Savannah Energy pens deal to develop up to 400MW of solar PV in Chad


Chad’s petroleum and energy minister, Djerassem le Bemadjiel (left), and Savannah Energy’s CEO, Andrew Knott. Image: Savannah Energy.

British energy company Savannah Energy has signed an agreement with the government of Chad for the development of up to 500MW of utility-scale renewables.

The first project, located in the south of the country and due to be operational in 2025, comprises up to 300MW of solar PV and a battery energy storage system (BESS) that will provide power for the Doba Oil Project and two nearby towns.

The tariff for the electricity generated from installation is expected to be significantly less than that being paid for the current hydrocarbon-based power generation in the region, according to Savannah Energy, which said the installation will provide electricity “on a potential 24/7 basis”.

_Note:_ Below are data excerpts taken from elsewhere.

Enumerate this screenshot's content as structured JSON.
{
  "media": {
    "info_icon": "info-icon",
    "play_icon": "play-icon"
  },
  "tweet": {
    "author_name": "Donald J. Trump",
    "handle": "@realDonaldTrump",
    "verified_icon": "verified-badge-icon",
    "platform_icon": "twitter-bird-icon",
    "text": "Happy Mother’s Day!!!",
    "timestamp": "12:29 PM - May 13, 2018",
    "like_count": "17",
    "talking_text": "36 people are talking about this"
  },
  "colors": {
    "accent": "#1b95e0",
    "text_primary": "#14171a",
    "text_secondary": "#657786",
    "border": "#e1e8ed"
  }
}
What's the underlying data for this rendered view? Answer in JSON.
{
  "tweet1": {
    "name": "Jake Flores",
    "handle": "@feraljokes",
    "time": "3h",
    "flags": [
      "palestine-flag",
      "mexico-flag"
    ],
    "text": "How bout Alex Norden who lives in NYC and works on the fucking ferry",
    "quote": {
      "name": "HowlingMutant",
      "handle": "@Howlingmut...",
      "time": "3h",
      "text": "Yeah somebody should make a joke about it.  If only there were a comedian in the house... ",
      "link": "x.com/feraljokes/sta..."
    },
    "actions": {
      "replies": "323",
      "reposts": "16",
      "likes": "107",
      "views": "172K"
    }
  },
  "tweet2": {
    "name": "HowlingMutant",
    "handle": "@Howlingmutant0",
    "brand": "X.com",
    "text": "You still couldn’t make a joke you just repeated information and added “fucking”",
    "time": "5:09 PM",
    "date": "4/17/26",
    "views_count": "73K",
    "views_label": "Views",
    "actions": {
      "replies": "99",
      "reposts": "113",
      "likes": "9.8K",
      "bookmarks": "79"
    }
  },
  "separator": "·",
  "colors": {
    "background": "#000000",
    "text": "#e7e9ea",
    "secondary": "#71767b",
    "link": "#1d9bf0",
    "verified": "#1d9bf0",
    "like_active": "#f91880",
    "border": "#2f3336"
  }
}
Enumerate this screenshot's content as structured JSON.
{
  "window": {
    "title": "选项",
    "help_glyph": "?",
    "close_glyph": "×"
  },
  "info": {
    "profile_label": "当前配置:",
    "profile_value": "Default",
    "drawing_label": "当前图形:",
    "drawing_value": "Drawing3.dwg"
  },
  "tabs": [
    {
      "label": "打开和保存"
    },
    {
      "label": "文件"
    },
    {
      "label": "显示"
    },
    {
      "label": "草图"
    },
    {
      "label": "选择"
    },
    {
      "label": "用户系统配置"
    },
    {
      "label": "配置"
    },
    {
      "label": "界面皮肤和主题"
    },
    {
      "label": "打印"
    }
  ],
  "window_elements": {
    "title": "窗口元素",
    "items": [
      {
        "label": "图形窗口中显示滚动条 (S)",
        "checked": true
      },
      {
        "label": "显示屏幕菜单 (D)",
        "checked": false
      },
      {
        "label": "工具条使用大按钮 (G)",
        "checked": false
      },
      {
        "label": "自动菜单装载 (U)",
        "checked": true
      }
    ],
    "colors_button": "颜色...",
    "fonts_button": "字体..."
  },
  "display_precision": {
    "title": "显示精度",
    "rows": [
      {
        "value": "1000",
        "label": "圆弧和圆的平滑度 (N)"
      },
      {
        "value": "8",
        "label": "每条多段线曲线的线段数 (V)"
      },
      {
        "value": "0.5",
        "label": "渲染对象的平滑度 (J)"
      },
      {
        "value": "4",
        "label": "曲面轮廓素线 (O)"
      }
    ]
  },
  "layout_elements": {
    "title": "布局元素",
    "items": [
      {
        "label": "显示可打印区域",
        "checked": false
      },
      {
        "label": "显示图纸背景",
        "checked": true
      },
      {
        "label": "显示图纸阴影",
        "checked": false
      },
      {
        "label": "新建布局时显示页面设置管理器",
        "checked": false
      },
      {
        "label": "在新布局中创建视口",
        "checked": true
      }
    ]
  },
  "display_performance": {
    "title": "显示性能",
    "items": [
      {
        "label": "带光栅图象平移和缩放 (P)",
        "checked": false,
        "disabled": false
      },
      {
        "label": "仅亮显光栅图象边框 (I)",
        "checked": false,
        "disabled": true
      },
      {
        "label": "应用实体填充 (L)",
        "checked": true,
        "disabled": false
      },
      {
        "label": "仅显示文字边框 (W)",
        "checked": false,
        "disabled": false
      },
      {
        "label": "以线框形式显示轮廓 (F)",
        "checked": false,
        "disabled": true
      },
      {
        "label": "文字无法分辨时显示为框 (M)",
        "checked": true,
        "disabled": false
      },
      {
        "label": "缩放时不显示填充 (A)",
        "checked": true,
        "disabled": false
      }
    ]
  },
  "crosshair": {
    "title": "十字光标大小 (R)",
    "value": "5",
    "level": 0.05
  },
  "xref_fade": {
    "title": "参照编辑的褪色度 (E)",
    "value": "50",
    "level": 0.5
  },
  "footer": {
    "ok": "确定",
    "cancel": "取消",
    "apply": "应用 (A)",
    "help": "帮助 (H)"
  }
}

A second project covered by the company’s agreement involves the development of solar and wind farms of up to 100MW each – with a portion anticipated to benefit from the installation of a BESS – to supply power to Chad’s capital, N’Djamena. This project is due to send its first power to the grid in 2025 or 2026.

The installations are set to significantly scale up electricity production in Chad, which had just 285MW of generating capacity in 2020, according to the International Renewable Energy Agency.

“We are delighted to work with Savannah on these two potentially transformational power projects for Chad,” said the country’s petroleum and energy minister, Djerassem le Bemadjiel. “We are already engaged to provide all the support needed for implementing these projects and having the first power delivered to our population and our industries.”

With activities in Cameroon, Chad, Niger and Nigeria, Savannah Energy earlier this year secured a deal with the government of Niger to construct the country’s first wind farm, with a proposed capacity of up to 250MW.

Savannah Energy CEO Andrew Knott said the company expects to announce its involvement in more large-scale power projects in the next 12 months.